I intend to implement Windows Hello similar to the Touch ID implementation on Mac, that would offer the possibility to be set as a vault option and require the user to e.g. provide a Windows Hello PIN to save to and retrieve vault passwords from the Windows keychain.
Other than the Mac keychain, there is no extra security attribute for a Windows keychain item, that indicates whether Windows Hello is required to access the keychain item.
So, which way to go? I see two alternatives I would offer here for discussion:
the integrations-api could be widened again with an overloaded loadPassphrase method, that has an additional parameter to indicate whether to use Windows Hello or not
the KeychainEntry record in intetegrations-win could be widened with an additional field to indicate whether to use Windows Hello or not
Is (again) not good API design, since this would add another method with the same signature, right?
i assume this parameter can simply be ignored when reading from the keychain, or am i wrong?

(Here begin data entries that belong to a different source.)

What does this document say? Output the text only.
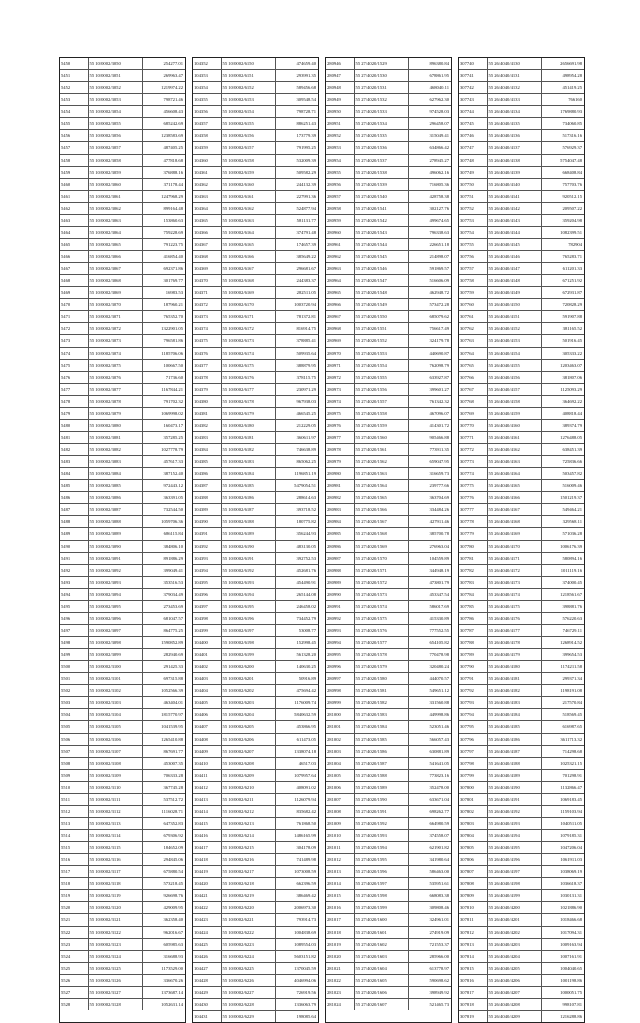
5450	55 10/0002/3050	254277.01
5451	55 10/0002/3051	269963.47
5452	55 10/0002/3052	1219974.22
5453	55 10/0002/3053	798721.46
5454	55 10/0002/3054	456608.43
5455	55 10/0002/3055	685242.69
5456	55 10/0002/3056	1238583.69
5457	55 10/0002/3057	487405.25
5458	55 10/0002/3058	477818.68
5459	55 10/0002/3059	376888.16
5460	55 10/0002/3060	371178.44
5461	55 10/0002/3061	1247968.29
5462	55 10/0002/3062	899164.48
5463	55 10/0002/3063	153860.63
5464	55 10/0002/3064	759228.69
5465	55 10/0002/3065	791223.75
5466	55 10/0002/3066	416854.40
5467	55 10/0002/3067	692371.86
5468	55 10/0002/3068	301769.77
5469	55 10/0002/3069	16983.53
5470	55 10/0002/3070	187960.21
5471	55 10/0002/3071	765352.70
5472	55 10/0002/3072	1322901.05
5473	55 10/0002/3073	796581.86
5474	55 10/0002/3074	1185706.06
5475	55 10/0002/3075	100667.50
5476	55 10/0002/3076	71736.60
5477	55 10/0002/3077	1167844.21
5478	55 10/0002/3078	791702.32
5479	55 10/0002/3079	1069998.02
5480	55 10/0002/3080	160473.17
5481	55 10/0002/3081	357285.25
5482	55 10/0002/3082	1027778.79
5483	55 10/0002/3083	457617.33
5484	55 10/0002/3084	387152.40
5485	55 10/0002/3085	972443.12
5486	55 10/0002/3086	363391.05
5487	55 10/0002/3087	732544.50
5488	55 10/0002/3088	1059706.36
5489	55 10/0002/3089	686115.84
5490	55 10/0002/3090	384806.10
5491	55 10/0002/3091	891886.29
5492	55 10/0002/3092	399049.41
5493	55 10/0002/3093	353516.53
5494	55 10/0002/3094	379034.49
5495	55 10/0002/3095	273453.69
5496	55 10/0002/3096	681047.57
5497	55 10/0002/3097	864775.25
5498	55 10/0002/3098	1590852.89
5499	55 10/0002/3099	282940.69
5500	55 10/0002/3100	291425.33
5501	55 10/0002/3101	697315.88
5502	55 10/0002/3102	1052566.39
5503	55 10/0002/3103	463404.01
5504	55 10/0002/3104	1815770.97
5505	55 10/0002/3105	1041539.95
5506	55 10/0002/3106	1265410.88
5507	55 10/0002/3107	867691.77
5508	55 10/0002/3108	453007.35
5509	55 10/0002/3109	706333.28
5510	55 10/0002/3110	367745.28
5511	55 10/0002/3111	537512.72
5512	55 10/0002/3112	1116028.71
5513	55 10/0002/3113	647352.83
5514	55 10/0002/3114	679306.92
5515	55 10/0002/3115	184652.09
5516	55 10/0002/3116	294845.06
5517	55 10/0002/3117	675880.54
5518	55 10/0002/3118	573218.45
5519	55 10/0002/3119	926698.76
5520	55 10/0002/3120	429009.95
5521	55 10/0002/3121	362358.40
5522	55 10/0002/3122	962016.67
5523	55 10/0002/3123	605985.63
5524	55 10/0002/3124	316688.93
5525	55 10/0002/3125	1173529.00
5526	55 10/0002/3126	336670.26
5527	55 10/0002/3127	1373687.14
5528	55 10/0002/3128	1052631.14
104352	55 10/0002/6150	474659.40
104353	55 10/0002/6151	293991.35
104354	55 10/0002/6152	589456.68
104355	55 10/0002/6153	309548.54
104356	55 10/0002/6154	798728.71
104357	55 10/0002/6155	886251.43
104358	55 10/0002/6156	173779.39
104359	55 10/0002/6157	791995.25
104360	55 10/0002/6158	532009.39
104361	55 10/0002/6159	509582.29
104362	55 10/0002/6160	244132.39
104363	55 10/0002/6161	227991.36
104364	55 10/0002/6162	524877.94
104365	55 10/0002/6163	581131.77
104366	55 10/0002/6164	374791.48
104367	55 10/0002/6165	174657.39
104368	55 10/0002/6166	385649.22
104369	55 10/0002/6167	296681.67
104370	55 10/0002/6168	244383.37
104371	55 10/0002/6169	282511.05
104372	55 10/0002/6170	1003720.94
104373	55 10/0002/6171	781372.81
104374	55 10/0002/6172	816914.75
104375	55 10/0002/6173	378885.41
104376	55 10/0002/6174	509935.64
104377	55 10/0002/6175	388879.95
104378	55 10/0002/6176	378115.75
104379	55 10/0002/6177	230971.29
104380	55 10/0002/6178	967938.03
104381	55 10/0002/6179	466545.25
104382	55 10/0002/6180	212229.05
104383	55 10/0002/6181	360611.97
104384	55 10/0002/6182	746638.89
104385	55 10/0002/6183	865062.25
104386	55 10/0002/6184	1196851.19
104387	55 10/0002/6185	5479054.51
104388	55 10/0002/6186	288614.63
104389	55 10/0002/6187	393718.52
104390	55 10/0002/6188	180775.82
104391	55 10/0002/6189	356244.93
104392	55 10/0002/6190	483130.05
104393	55 10/0002/6191	392752.53
104394	55 10/0002/6192	452681.76
104395	55 10/0002/6193	454490.91
104396	55 10/0002/6194	265144.08
104397	55 10/0002/6195	246458.02
104398	55 10/0002/6196	734452.79
104399	55 10/0002/6197	53008.77
104400	55 10/0002/6198	152998.45
104401	55 10/0002/6199	561328.20
104402	55 10/0002/6200	140630.25
104403	55 10/0002/6201	50916.89
104404	55 10/0002/6202	475694.42
104405	55 10/0002/6203	1176009.74
104406	55 10/0002/6204	5840632.59
104407	55 10/0002/6205	453866.95
104408	55 10/0002/6206	611473.05
104409	55 10/0002/6207	1338074.18
104410	55 10/0002/6208	46517.03
104411	55 10/0002/6209	1079957.64
104412	55 10/0002/6210	408091.02
104413	55 10/0002/6211	1126079.94
104414	55 10/0002/6212	835682.42
104415	55 10/0002/6213	761868.50
104416	55 10/0002/6214	1486165.99
104417	55 10/0002/6215	304178.09
104418	55 10/0002/6216	741489.98
104419	55 10/0002/6217	1073008.59
104420	55 10/0002/6218	662396.59
104421	55 10/0002/6219	386469.42
104422	55 10/0002/6220	2006973.30
104423	55 10/0002/6221	793914.73
104424	55 10/0002/6222	1004838.69
104425	55 10/0002/6223	1089554.03
104426	55 10/0002/6224	5603151.82
104427	55 10/0002/6225	1370045.59
104428	55 10/0002/6226	4046994.06
104429	55 10/0002/6227	726919.56
104430	55 10/0002/6228	1336063.79
104431	55 10/0002/6229	198085.64
280946	55 27/4020/1529	896380.84
280947	55 27/4020/1530	678861.95
280948	55 27/4020/1531	468040.11
280949	55 27/4020/1532	627962.30
280950	55 27/4020/1533	974528.03
280951	55 27/4020/1534	296458.07
280952	55 27/4020/1535	315049.41
280953	55 27/4020/1536	634866.42
280954	55 27/4020/1537	278945.27
280955	55 27/4020/1538	496062.16
280956	55 27/4020/1539	716805.36
280957	55 27/4020/1540	428758.38
280958	55 27/4020/1541	302127.76
280959	55 27/4020/1542	499674.65
280960	55 27/4020/1543	796338.63
280961	55 27/4020/1544	226651.18
280962	55 27/4020/1545	214898.07
280963	55 27/4020/1546	591869.57
280964	55 27/4020/1547	516606.09
280965	55 27/4020/1548	462948.72
280966	55 27/4020/1549	573472.28
280967	55 27/4020/1550	685079.62
280968	55 27/4020/1551	756617.49
280969	55 27/4020/1552	324179.78
280970	55 27/4020/1553	440690.87
280971	55 27/4020/1554	762098.79
280972	55 27/4020/1555	633927.87
280973	55 27/4020/1556	399601.27
280974	55 27/4020/1557	761342.32
280975	55 27/4020/1558	467096.07
280976	55 27/4020/1559	414301.72
280977	55 27/4020/1560	905466.88
280978	55 27/4020/1561	773911.35
280979	55 27/4020/1562	659047.95
280980	55 27/4020/1563	316659.73
280981	55 27/4020/1564	239777.66
280982	55 27/4020/1565	363704.69
280983	55 27/4020/1566	334484.26
280984	55 27/4020/1567	427911.46
280985	55 27/4020/1568	385700.78
280986	55 27/4020/1569	276963.04
280987	55 27/4020/1570	104559.89
280988	55 27/4020/1571	344948.19
280989	55 27/4020/1572	473801.79
280990	55 27/4020/1573	453347.54
280991	55 27/4020/1574	586017.69
280992	55 27/4020/1575	415330.89
280993	55 27/4020/1576	777552.55
280994	55 27/4020/1577	654105.82
280995	55 27/4020/1578	770478.98
280996	55 27/4020/1579	320480.24
280997	55 27/4020/1580	444070.57
280998	55 27/4020/1581	549651.12
280999	55 27/4020/1582	331560.88
281000	55 27/4020/1583	449998.86
281001	55 27/4020/1584	523051.46
281002	55 27/4020/1585	566057.43
281003	55 27/4020/1586	630881.89
281004	55 27/4020/1587	541641.05
281005	55 27/4020/1588	773823.16
281006	55 27/4020/1589	352478.00
281007	55 27/4020/1590	633671.04
281008	55 27/4020/1591	698262.77
281009	55 27/4020/1592	664980.59
281010	55 27/4020/1593	374558.07
281011	55 27/4020/1594	621901.82
281012	55 27/4020/1595	341980.64
281013	55 27/4020/1596	586463.00
281014	55 27/4020/1597	535951.61
281015	55 27/4020/1598	668083.38
281016	55 27/4020/1599	309808.46
281017	55 27/4020/1600	324961.01
281018	55 27/4020/1601	274919.09
281019	55 27/4020/1602	721553.37
281020	55 27/4020/1603	285966.00
281021	55 27/4020/1604	613778.97
281022	55 27/4020/1605	590698.62
281023	55 27/4020/1606	398949.92
281024	55 27/4020/1607	521465.73
307740	55 26/4040/4130	2656691.98
307741	55 26/4040/4131	498954.28
307742	55 26/4040/4132	451419.25
307743	55 26/4040/4133	766160
307744	55 26/4040/4134	1769880.93
307745	55 26/4040/4135	734060.85
307746	55 26/4040/4136	517316.16
307747	55 26/4040/4137	576929.37
307748	55 26/4040/4138	5754047.48
307749	55 26/4040/4139	668408.84
307750	55 26/4040/4140	757703.76
307751	55 26/4040/4141	920512.15
307752	55 26/4040/4142	209507.22
307753	55 26/4040/4143	359204.98
307754	55 26/4040/4144	1082399.51
307755	55 26/4040/4145	782904
307756	55 26/4040/4146	765283.71
307757	55 26/4040/4147	611201.33
307758	55 26/4040/4148	671251.92
307759	55 26/4040/4149	672931.87
307760	55 26/4040/4150	720828.29
307761	55 26/4040/4151	591907.88
307762	55 26/4040/4152	381165.52
307763	55 26/4040/4153	501916.45
307764	55 26/4040/4154	305333.22
307765	55 26/4040/4155	1203463.07
307766	55 26/4040/4156	381807.06
307767	55 26/4040/4157	1125093.29
307768	55 26/4040/4158	364692.22
307769	55 26/4040/4159	408818.44
307770	55 26/4040/4160	389374.79
307771	55 26/4040/4161	1276488.05
307772	55 26/4040/4162	638451.39
307773	55 26/4040/4163	725836.66
307774	55 26/4040/4164	503457.82
307775	55 26/4040/4165	516009.46
307776	55 26/4040/4166	1501219.37
307777	55 26/4040/4167	549464.21
307778	55 26/4040/4168	329568.11
307779	55 26/4040/4169	571036.28
307780	55 26/4040/4170	1006176.39
307781	55 26/4040/4171	580894.16
307782	55 26/4040/4172	1011119.16
307783	55 26/4040/4173	374000.45
307784	55 26/4040/4174	1218561.67
307785	55 26/4040/4175	398881.76
307786	55 26/4040/4176	576220.63
307787	55 26/4040/4177	746729.11
307788	55 26/4040/4178	1268914.52
307789	55 26/4040/4179	399654.53
307790	55 26/4040/4180	1174211.58
307791	55 26/4040/4181	299371.34
307792	55 26/4040/4182	1198191.08
307793	55 26/4040/4183	217570.84
307794	55 26/4040/4184	518569.45
307795	55 26/4040/4185	616987.65
307796	55 26/4040/4186	3611713.32
307797	55 26/4040/4187	714298.68
307798	55 26/4040/4188	1025321.15
307799	55 26/4040/4189	701298.91
307800	55 26/4040/4190	1132866.47
307801	55 26/4040/4191	1069183.45
307802	55 26/4040/4192	1159103.94
307803	55 26/4040/4193	1040511.05
307804	55 26/4040/4194	1079185.31
307805	55 26/4040/4195	1047206.04
307806	55 26/4040/4196	1061911.03
307807	55 26/4040/4197	1038069.19
307808	55 26/4040/4198	1036618.37
307809	55 26/4040/4199	1030131.31
307810	55 26/4040/4200	1021886.90
307811	55 26/4040/4201	1018466.68
307812	55 26/4040/4202	1017094.31
307813	55 26/4040/4203	1009163.94
307814	55 26/4040/4204	1007161.91
307815	55 26/4040/4205	1004040.65
307816	55 26/4040/4206	1001198.86
307817	55 26/4040/4207	1000051.75
307818	55 26/4040/4208	998107.81
307819	55 26/4040/4209	1216288.86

My general question is, why not enforce by code using Windows Hello and reuse the current method? I.e., if the requiresOSAuth parameter is true, we only or make an additional/ call to the Windows Hello API.
Is (again) not good API design, since this would add another method with the same signature , right?
Nope. The suggestion was to overload loadPassphrase, as you suggested and merged for storePassphrase for Touch ID.
i assume this parameter can simply be ignored when reading from the keychain, or am i wrong?
You are mistaken.
First, there is no overloaded loadPassphrase method with an additional parameter, as Mac stores keychain entries with an optional additional SecAttri, that determines on load whether to present Touch ID or not. There is nothing like this for Windows.
Besides, Windows Hello is very different from Mac and needs a different implementation on the security side, as it offers a keypair, and the secret part can be used to sign and encrypt a vault passphrase. Now, the Windows keychain JSON file stores ciphertext and salt for an encrypted vault passphrase, but how to determine, which decryption scheme should be used?
That’s why I suggested the two alternatives.
My general question is, why not enforce by code using Windows Hello and reuse the current method? I.e., if the requiresOSAuth parameter is true, we only or make an additional/ call to the Windows Hello API.
I’ll provide the required code and create a PR, that can be discussed then.
The Windows keychain JSON file stores ciphertext and salt for a vault, where the encrypted vault passphrase is protected by WinDataProtection. The same JSON file is used to store ciphertext and challenge for a vault, where the encrypted vault passphrase is protected by WinHello. Both variants use the same KeychainEntry.
But how to determine, which decryption scheme should be used on loading a vault passphrase? See my original question. I’d prefer number two, where an additional field is added to the KeychainEntry record.